Non si conoscevano, ma si conobbero.
Non sapevano nulla l’una dell’altro e seppero tutto l’uno dell’altra.
Gli occhi azzurri di lei brillavano in quelli scuri di lui. E così via in un scintillio di sguardi, sobbalzi, svenimenti, vortici, galoppi di puledri selvatici.

Quei giorni di vacanza in quel luogo furono i più belli della loro vita, che pur per molti anni fu piena di felicità e sorprese, tra cui la nascita di Martina e di Marianna.
Tutte due inevitabilmente con le prime due lettere come quelle dei loro perdutamenteinnamoratisenzafine genitori.

Senza fine…no…purtroppo non senza fine…da due anni, lentamente, l’ultima stagione stava finendo.
La polvere della clessidra stava precipitando in basso come un rivolo implacabile.

Le avevano provate tutte. E non si erano negati verità e aperture.
Non c’era un’altra donna, non c’era un altro uomo. Sarebbe stato troppo banale e troppo meschino per quel loro amore.
Semplicemente, all’unisono, in sintonia, stavano allontanandosi.

Le due figlie erano grandicelle e le avevano lasciate dai nonni, cari nonni (come sempre ci sono i nonni che danno una mano).
E in quell’agosto erano ripartiti per l’ultima prova.

Nessuno dei due poteva accettare che tutto finisse così.
A volte, quando ne parlavano, si stupivano di quello che stava succedendo e ci scherzavano anche sopra.
“Ti ricordi quando facevano il bagno insieme, nella vasca? Ti ricordi quando facevamo la doccia insieme? Ti ricordi quando ci scambiavamo lo spazzolino da denti? Ti ricordi quando tu mi hai portato centodue rose rosse?”

Ti ricordi? La via del ricordo diventa un bivio, da una parte il ricordo amaro, dall’altra il ricordo che nutre il presente di forza e gioia.

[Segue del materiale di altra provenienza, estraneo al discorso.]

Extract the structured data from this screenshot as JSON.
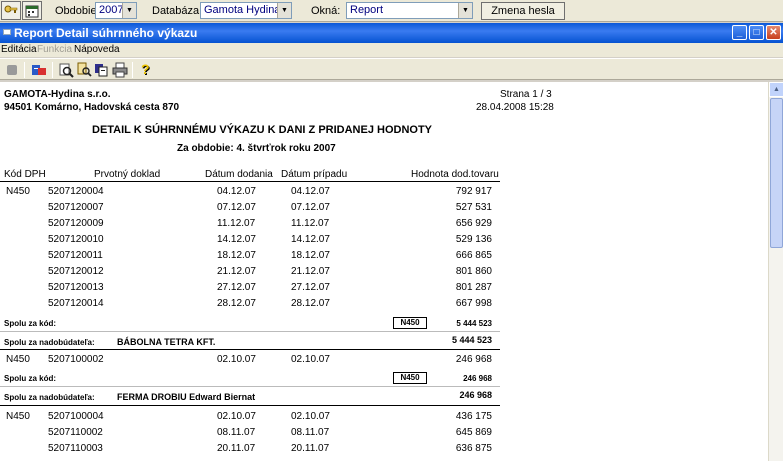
{
  "toolbar": {
    "period_label": "Obdobie:",
    "period_value": "2007",
    "database_label": "Databáza:",
    "database_value": "Gamota Hydina",
    "windows_label": "Okná:",
    "windows_value": "Report",
    "change_password_label": "Zmena hesla"
  },
  "window": {
    "title": "Report Detail súhrnného výkazu"
  },
  "menu": {
    "items": [
      {
        "label": "Editácia",
        "enabled": true
      },
      {
        "label": "Funkcia",
        "enabled": false
      },
      {
        "label": "Nápoveda",
        "enabled": true
      }
    ]
  },
  "report": {
    "company_name": "GAMOTA-Hydina s.r.o.",
    "company_address": "94501 Komárno, Hadovská cesta  870",
    "page": "Strana 1 / 3",
    "datetime": "28.04.2008 15:28",
    "title": "DETAIL K SÚHRNNÉMU VÝKAZU K DANI Z PRIDANEJ HODNOTY",
    "period": "Za obdobie: 4. štvrťrok roku 2007",
    "columns": {
      "vat_code": "Kód DPH",
      "primary_doc": "Prvotný doklad",
      "delivery_date": "Dátum dodania",
      "case_date": "Dátum prípadu",
      "value": "Hodnota dod.tovaru"
    },
    "group1": {
      "rows": [
        {
          "code": "N450",
          "doc": "5207120004",
          "delivery": "04.12.07",
          "case": "04.12.07",
          "value": "792 917"
        },
        {
          "code": "",
          "doc": "5207120007",
          "delivery": "07.12.07",
          "case": "07.12.07",
          "value": "527 531"
        },
        {
          "code": "",
          "doc": "5207120009",
          "delivery": "11.12.07",
          "case": "11.12.07",
          "value": "656 929"
        },
        {
          "code": "",
          "doc": "5207120010",
          "delivery": "14.12.07",
          "case": "14.12.07",
          "value": "529 136"
        },
        {
          "code": "",
          "doc": "5207120011",
          "delivery": "18.12.07",
          "case": "18.12.07",
          "value": "666 865"
        },
        {
          "code": "",
          "doc": "5207120012",
          "delivery": "21.12.07",
          "case": "21.12.07",
          "value": "801 860"
        },
        {
          "code": "",
          "doc": "5207120013",
          "delivery": "27.12.07",
          "case": "27.12.07",
          "value": "801 287"
        },
        {
          "code": "",
          "doc": "5207120014",
          "delivery": "28.12.07",
          "case": "28.12.07",
          "value": "667 998"
        }
      ],
      "subtotal_label": "Spolu za kód:",
      "subtotal_code": "N450",
      "subtotal_value": "5 444 523",
      "acquirer_label": "Spolu za nadobúdateľa:",
      "acquirer_name": "BÁBOLNA TETRA KFT.",
      "acquirer_total": "5 444 523"
    },
    "group2": {
      "rows": [
        {
          "code": "N450",
          "doc": "5207100002",
          "delivery": "02.10.07",
          "case": "02.10.07",
          "value": "246 968"
        }
      ],
      "subtotal_label": "Spolu za kód:",
      "subtotal_code": "N450",
      "subtotal_value": "246 968",
      "acquirer_label": "Spolu za nadobúdateľa:",
      "acquirer_name": "FERMA DROBIU  Edward Biernat",
      "acquirer_total": "246 968"
    },
    "group3": {
      "rows": [
        {
          "code": "N450",
          "doc": "5207100004",
          "delivery": "02.10.07",
          "case": "02.10.07",
          "value": "436 175"
        },
        {
          "code": "",
          "doc": "5207110002",
          "delivery": "08.11.07",
          "case": "08.11.07",
          "value": "645 869"
        },
        {
          "code": "",
          "doc": "5207110003",
          "delivery": "20.11.07",
          "case": "20.11.07",
          "value": "636 875"
        }
      ]
    }
  },
  "icons": {
    "top": [
      "key-icon",
      "calendar-icon"
    ],
    "toolbar": [
      "stop-icon",
      "export-icon",
      "zoom-icon",
      "search-icon",
      "pages-icon",
      "print-icon",
      "help-icon"
    ]
  }
}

Insomma ora si trovavano nel campeggio, in Sardegna, per provare a fermare la polvere della clessidra

Dormivano in tenda, in due sacchi a pelo, separati…in casa.
Ma scendevano alla spiaggetta, nuotavano, prendevano il sole, qualche delicata carezza, qualche pizza al bar e alla sera, prima del tramonto si sedevano, in alto a guardare in basso le onde che si scagliavano contro le pietre.
Era un baratro affascinante e lontano l’orizzonte ti faceva sognare viaggi interminabili.

Successe un mattino.
Marco si tuffò e riemerse con un grido di dolore.

Una medusa.
“Maledizione!”
Risalì a riva, imprecando e ridendo.
Mara, pronta, gli versò acqua dolce e quando tutto fu asciutto gli spalmò una crema lenitiva.
Come un tuono il ricordò di quel primo tuffo scoppiò nell’anima.
Timidamente, si baciarono.
“Questa notte lo facciamo, cosa dici?”
Mara lo guardò e capì.
“Dai!”
Come in quell’estate di diciannove anni prima aspettarono la notte fonda e uscirono silenziosamente.
E incominciarono a seminare scompiglio fra le tende.
Senza fare il minimo rumore, spostarono i panni stesi da una tenda all’altra, scambiarono le scarpe posate fuori, trafugarono le sedie, portandole ai bordi del campeggio, nascosero nei bagni alcuni materassini incautamente lasciati fuori dalle tende.
Furtivi come furetti tornarono nella loro tenda, imprigionando le risate in sospiri sommessi.
E quella notte i loro sacchi a pelo si unirono come un tempo.
E dovettero imprigionare le loro urla in vagiti di bimbo appena percettibili.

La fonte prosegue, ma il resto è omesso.